Bone marrow to save heart patients?

Mike Tait|Metro13 April 2012

Patients are having their hearts rebuilt using their body's own 'master cells', scientists revealed yesterday.

Scientists used bone marrow stem cells to repair failing hearts in the first trials to indicate the technique works.

They compared two groups of heart bypass patients, one of which was treated with cells taken from their own hip bones. Six months later, the hearts of those in the stem cell group were pumping out more blood than those of patients who had surgery alone.

The results would encourage experts to 'aggressively pursue' cell-based therapies as an option for congestive heart failure, said Prof Robert Kormos, who led the study.

'It will revolutionise our approach, which is largely palliative, to one that is truly regenerative,' he added.

Researchers from Pittsburgh University studied 20 patients whose damaged heart muscle could not pump blood efficiently - a problem affecting about 650,000 Britons.
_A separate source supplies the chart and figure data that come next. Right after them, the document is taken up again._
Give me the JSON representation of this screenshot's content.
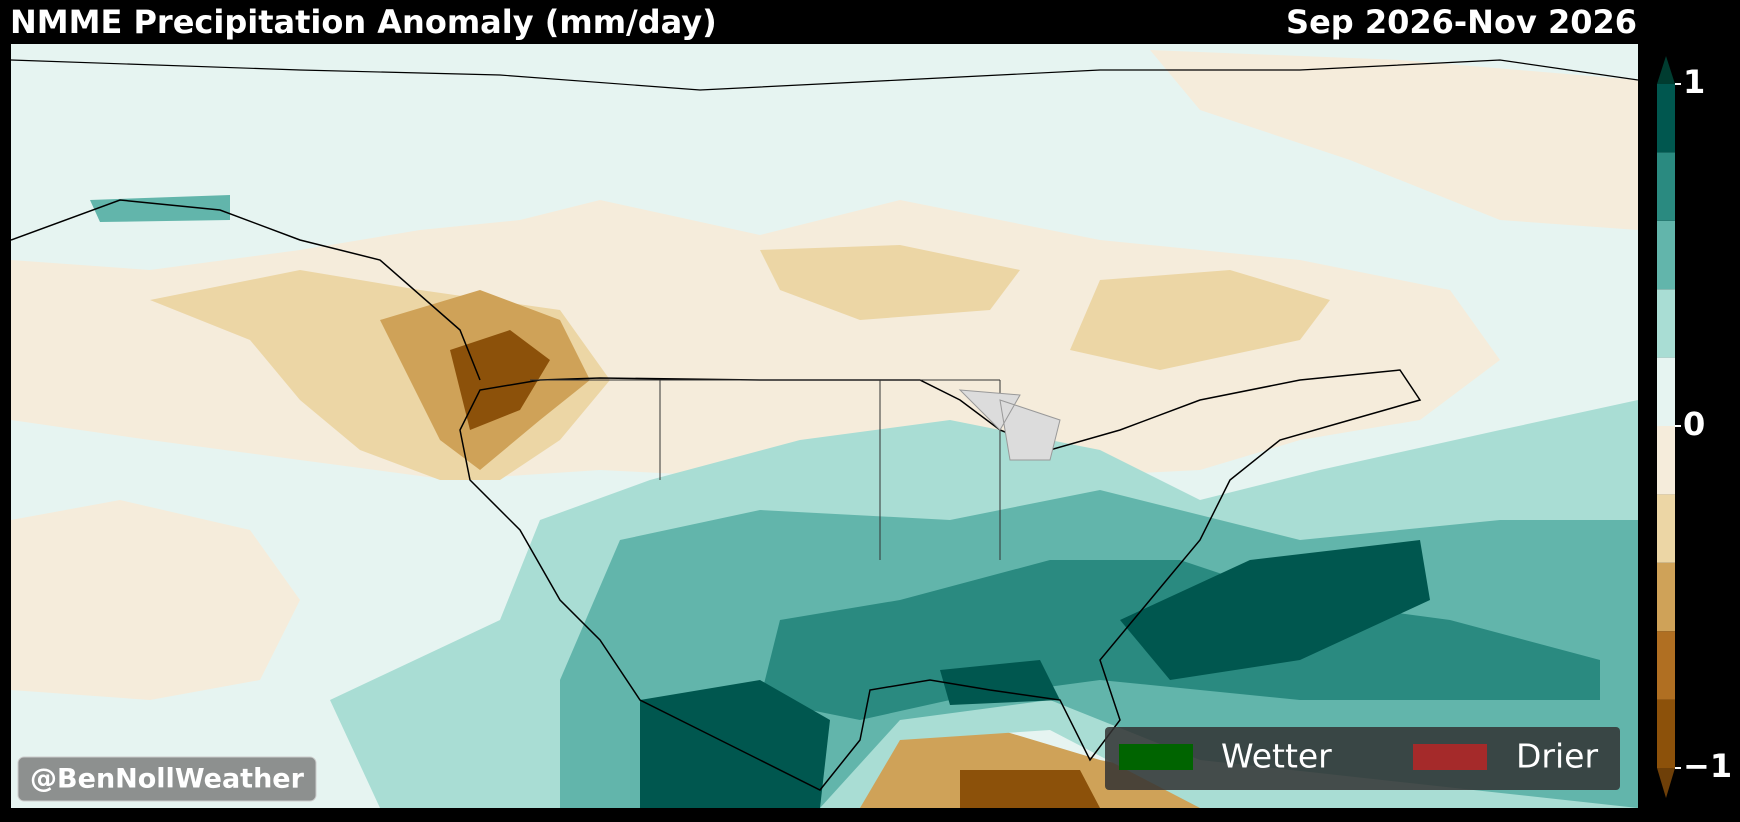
{
  "header": {
    "title": "NMME Precipitation Anomaly (mm/day)",
    "period": "Sep 2026-Nov 2026"
  },
  "colorbar": {
    "lim": [
      -1,
      1
    ],
    "ticks": [
      1,
      0,
      {
        "value": -1,
        "label": "−1"
      }
    ],
    "bounds": [
      -1,
      -0.8,
      -0.6,
      -0.4,
      -0.2,
      0,
      0.2,
      0.4,
      0.6,
      0.8,
      1
    ],
    "colors": [
      "#8c510a",
      "#b06f22",
      "#cfa258",
      "#ecd6a5",
      "#f5ecdb",
      "#e6f4f1",
      "#a9ddd4",
      "#62b5ab",
      "#2a8a80",
      "#00574f"
    ],
    "under_color": "#6e3f08",
    "over_color": "#003c30"
  },
  "legend": {
    "items": [
      {
        "label": "Wetter",
        "color": "#006400"
      },
      {
        "label": "Drier",
        "color": "#a52a2a"
      }
    ]
  },
  "watermark": "@BenNollWeather"
}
In a ten-minute procedure, half the participants had a preparation of two types of stem cell, known as CD34plus and CD45minus cells, injected into 25 to 30 areas of damaged heart muscle.

Half a year later, the hearts of those who received the cells were functioning significantly better, experts told a meeting of the American Association for Thoracic Surgery in Toronto.

Dr Amid Patel said: 'We don't know if this increase was due to the growth of new heart muscle cells resulting from the stem cell injections or whether the stem cells coaxed existing cells to come out of hibernation.'

In a separate study in Uruguay, two patients with inoperable heart failure have had their damaged heart tissue injected with stem cells.

Such treatment would offer ' significant advancement' if it could repair the heart, said the British Heart Foundation.

  • The heart unit at Stoke Mandeville Hospital, in Buckinghamshire, where Prime Minister Tony Blair was treated for an irregular heartbeat last year, faces closure over a £5.2million deficit.